Molto prima dell’avvento dei social media il genere letterario dell’almanacco ha contribuito a creare la cultura e l’identità di una nazione intera. Oggi il processo di trasformazione della contemporaneità ha cambiato molte cose. Che valore attribuisce alle radici?
Proprio come in un albero, le radici hanno la funzione di nutrire la crescita, di tenerci saldi alla terra per poter guardare liberi verso il cielo, esprimerci. E non intendo con questo vagheggiare tempi passati. Proprio dai social ci arrivano testimonianze di un forte radicamento, anche oggi, in un mondo tradizionale. Per questo a fronte di una dimensione contemporanea che galleggia nell’eterno presente, instabile e molto insicura, la tradizione dà certezza, il passato rassicura, che non vuol dire tornare indietro, ma, appunto, la necessità di radici.

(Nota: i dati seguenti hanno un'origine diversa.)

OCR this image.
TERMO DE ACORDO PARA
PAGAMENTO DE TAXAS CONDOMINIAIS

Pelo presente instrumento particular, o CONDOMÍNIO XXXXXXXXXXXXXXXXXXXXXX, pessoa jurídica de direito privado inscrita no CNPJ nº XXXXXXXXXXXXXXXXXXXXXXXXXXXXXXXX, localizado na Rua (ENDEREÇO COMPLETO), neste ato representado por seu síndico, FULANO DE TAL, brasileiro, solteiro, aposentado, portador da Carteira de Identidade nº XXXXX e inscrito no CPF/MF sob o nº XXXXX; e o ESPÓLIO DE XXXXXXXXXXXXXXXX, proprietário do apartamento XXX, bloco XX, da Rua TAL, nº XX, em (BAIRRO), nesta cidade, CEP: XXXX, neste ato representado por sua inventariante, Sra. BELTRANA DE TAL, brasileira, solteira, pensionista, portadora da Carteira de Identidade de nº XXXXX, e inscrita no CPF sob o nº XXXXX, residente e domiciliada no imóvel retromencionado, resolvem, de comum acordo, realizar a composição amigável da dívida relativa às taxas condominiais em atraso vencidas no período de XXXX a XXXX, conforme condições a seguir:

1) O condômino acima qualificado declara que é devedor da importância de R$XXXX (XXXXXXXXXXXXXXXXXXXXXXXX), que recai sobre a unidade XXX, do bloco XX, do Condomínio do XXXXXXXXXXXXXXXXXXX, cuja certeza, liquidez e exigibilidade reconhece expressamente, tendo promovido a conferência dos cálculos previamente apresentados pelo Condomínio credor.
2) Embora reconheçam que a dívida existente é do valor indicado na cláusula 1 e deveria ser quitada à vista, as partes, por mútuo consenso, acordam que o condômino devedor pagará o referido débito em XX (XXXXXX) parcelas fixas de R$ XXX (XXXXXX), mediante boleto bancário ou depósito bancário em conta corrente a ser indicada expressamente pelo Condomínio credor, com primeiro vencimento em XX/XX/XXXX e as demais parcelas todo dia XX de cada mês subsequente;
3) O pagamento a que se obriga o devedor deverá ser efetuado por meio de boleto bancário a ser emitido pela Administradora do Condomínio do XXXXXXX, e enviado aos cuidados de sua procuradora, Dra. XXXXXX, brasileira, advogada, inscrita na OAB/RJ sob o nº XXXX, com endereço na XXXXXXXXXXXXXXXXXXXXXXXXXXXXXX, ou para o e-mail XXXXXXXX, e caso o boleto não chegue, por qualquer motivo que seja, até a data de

Mi corregga se sbaglio. Oggi il senso delle pubblicazioni Barbanera è anche quello di combattere contro un sentimento di generale disperazione derivante dalla convinzione che l’esistenza non abbia alcuno scopo, per cui non v’è necessità di leggi e regole. Barbanera dimostra l’esatto contrario. Non fosse altro per questa capacità di rinverdire ogni volta valori fondanti che appartengono in ogni tempo all’uomo, alla natura, al mondo.
Oggi più che mai, anche a seguito dell’importante riconoscimento Unesco che ci ha dichiarati con la Memoria del Mondo Patrimonio dell’Umanità, Barbanera si propone come una storia, una tradizione e uno stile di vita. Nelle sue pagine corre un buon vivere che tiene conto di tutte le sfumature del nostro tempo, positive e non, per le quali suggerisce spunti, strade possibili, ma non certo leggi o regole. Oggi quello che ci sta più a cuore è favorire la consapevolezza di una vita sostenibile, e non solo in senso ambientale. La sostenibilità culturale è un’altra sfida che appartiene a Barbanera. E non solo oggi. Siamo i primi a sorprenderci nel leggere in almanacchi dell’Ottocento parole dedicate all’importanza di un’armonia tra il Cielo e la Terra, tra gli individui e la Natura. Ecco, se di legge dobbiamo parlare, è questa: l’attenzione all’altro, sempre.
Consultare Barbanera significa viaggiare su un altro universo valoriale, i lettori proiettano su di esso la loro identità. Possederlo vuol dire anche testimoniare la propria buona coscienza verso l’ambiente. Azzardo a dire che il senso del Barbanera è autenticamente glocal, cioè che si concentra contemporaneamente sulla dimensione planetaria e su quella locale. Condivide quest’affermazione?
Sì, certamente. In fondo le edizioni Barbanera sono nate in Umbria, una terra ancora oggi nota al mondo per le sue tradizioni, l’ambiente, il paesaggio. Per la qualità della vita. E sono convinto che queste nostre edizioni debbano molto al loro essere rimaste qui, dove tutto questo si vive quotidianamente. Dove viviamo il tempo delle stagioni, dove amiamo sorprenderci alla vista di un infuocato tramonto, e dove la serenità delle relazioni umane ci permette di parlarne con cognizione di causa nelle nostre pagine. E di confrontarci con il mondo, attraverso il web o nuovi progetti. D’altra parte l’umanità è varia, ma i valori fondanti sono un tratto comune. E Barbanera questo lo sa dal 1762!
La ringrazio signor Campi, mi sembra di aver capito che l’umanità non ha perso il lunario. Ora sono più tranquillo.